Results for our method and [14]. (a) Input image of concentric circles. (b) Ground truth. (c) [14] method. (d) Thick variations. (e) Length variations. (f) Both variations.

Fig. 7.
figure 7

(a) Noisy image, (b) filtering with [14] of image (a), (c) filtering with our method (length variations) of image (a). On the top right a zoom on the central part of the image.

Fig. 8.
figure 8

(a) Original image, (b) filtering with [14], (c) filtering with our method (length variations).

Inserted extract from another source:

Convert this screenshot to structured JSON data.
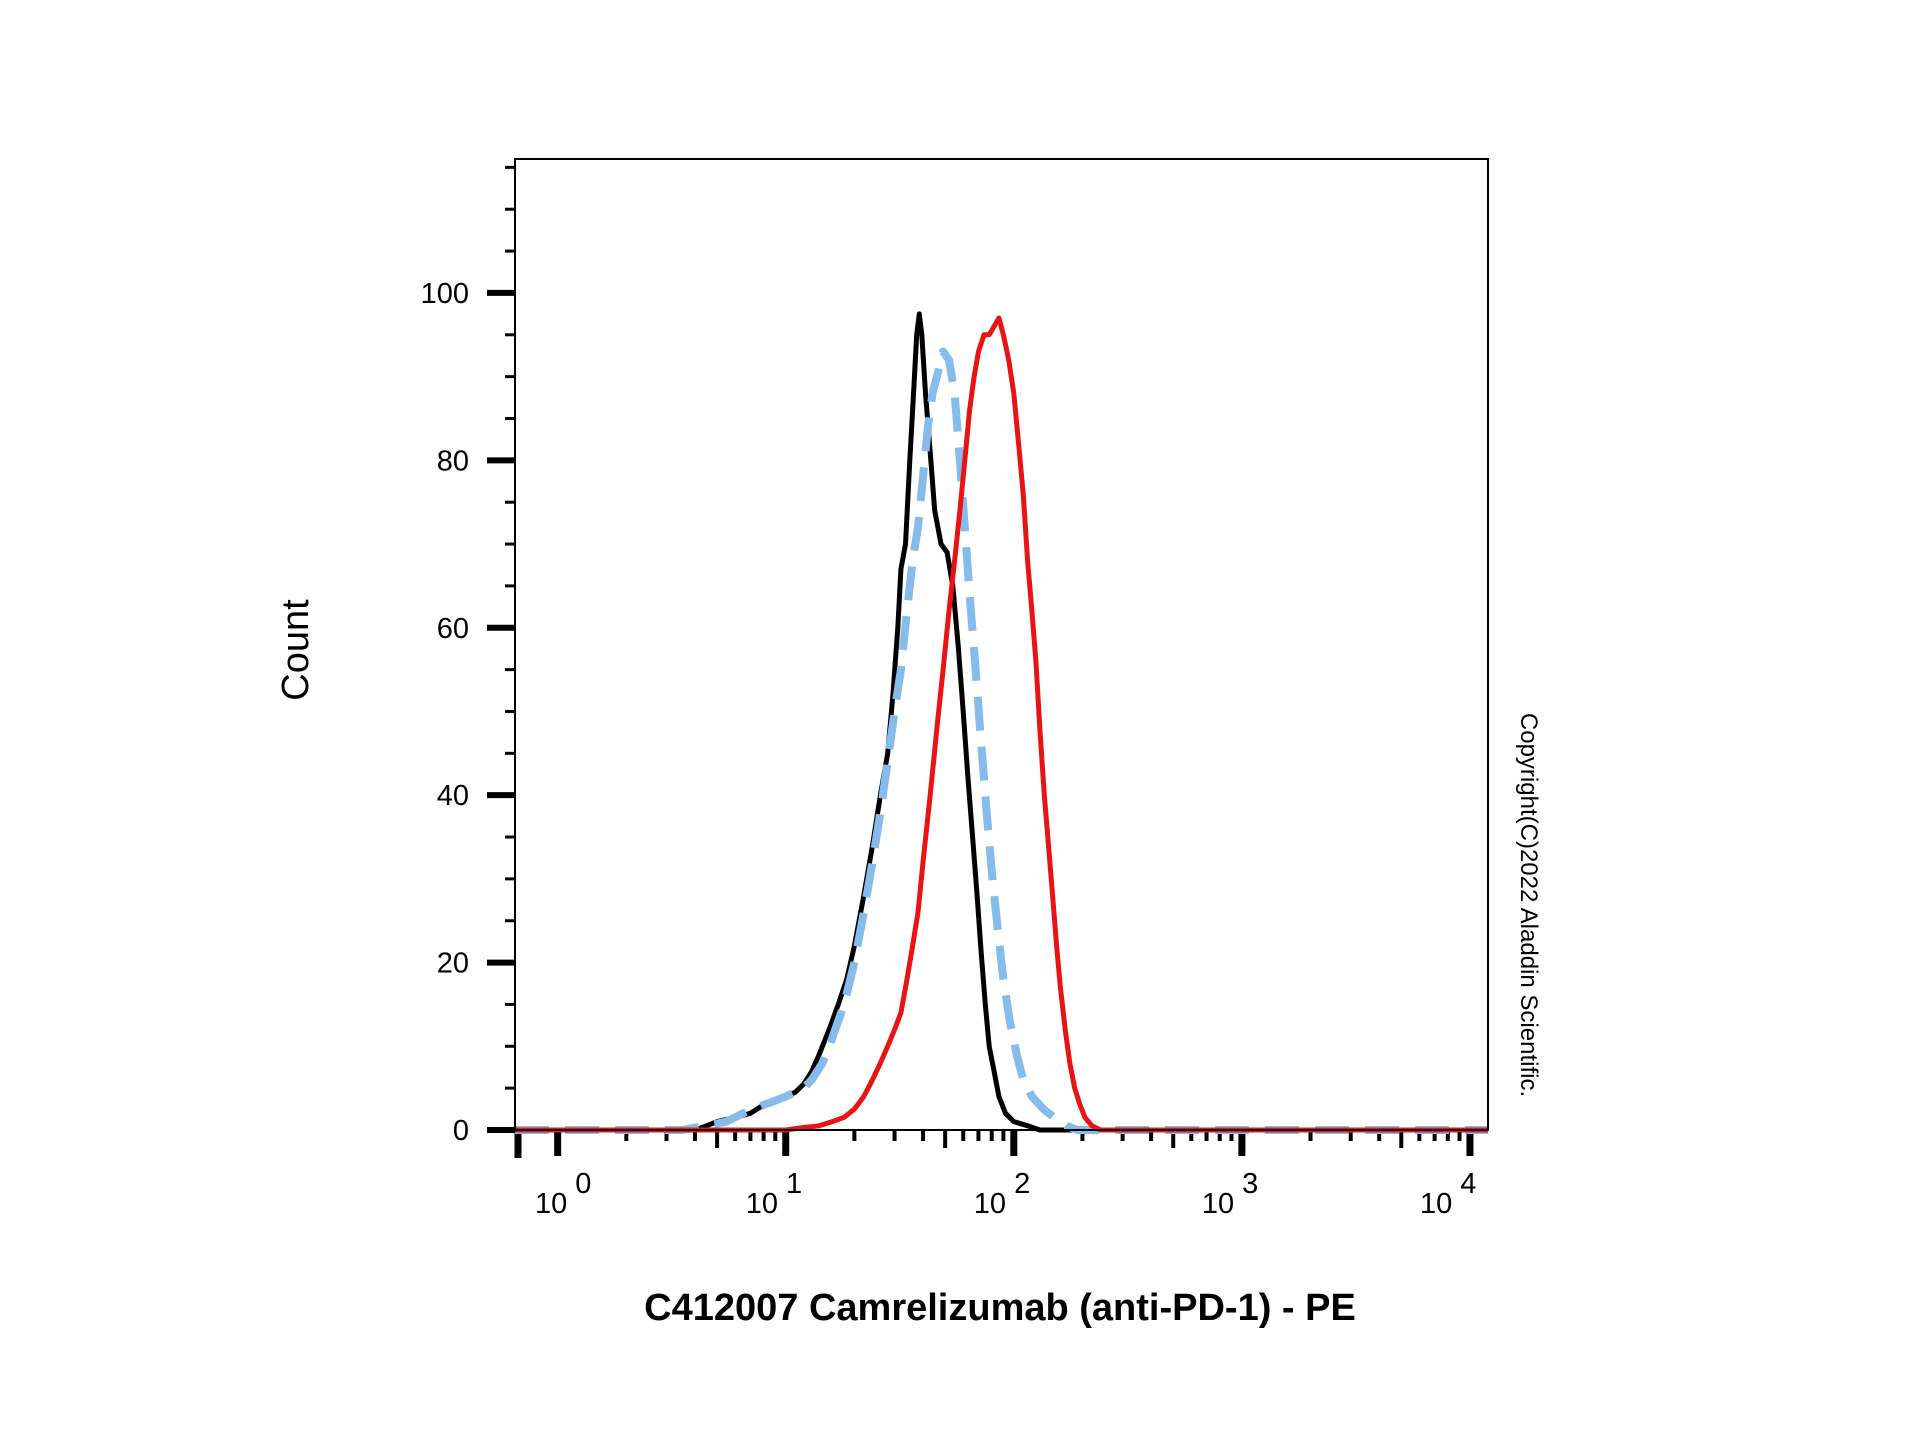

Figure 8 shows an other example. From left to right, we can see the original image, the resulting images filtered by [14] and our approach We can see that our method preserves better the circular structures and is smoother at intersections.

6 Conclusion

In this paper, we firstly presented a method able to estimate geometric features on binary images such as the local elongation, local orientation, directional thickness and orthogonal distance. These features are based on digital straight segments (DSS) according to Farey sequences. By taking the advantage of widths and lengths of DSS, we secondly introduced an adaptation of the previous method to grayscale images. Comparisons to the approach proposed in [14] shows its interest. In particular, using the orientation estimation as a directional filtering, our method allows to reduce noise along line segments. It should be noted that such filter is well adapted for images with structures of different lengths such as tree ring and fingerprint images.

Applications of the extracted features for image analysis framework are currently under study. As short-term perspective, we would like to use the method for wood-log-section image analysis. In this context, several problems could be addressed such as pith detection, tree-ring delineation, ...

In other perspectives, we plan to investigate improvements for selecting optimal orientation among line segments. We are also looking to retrieve pertinent thickness information in grayscale images.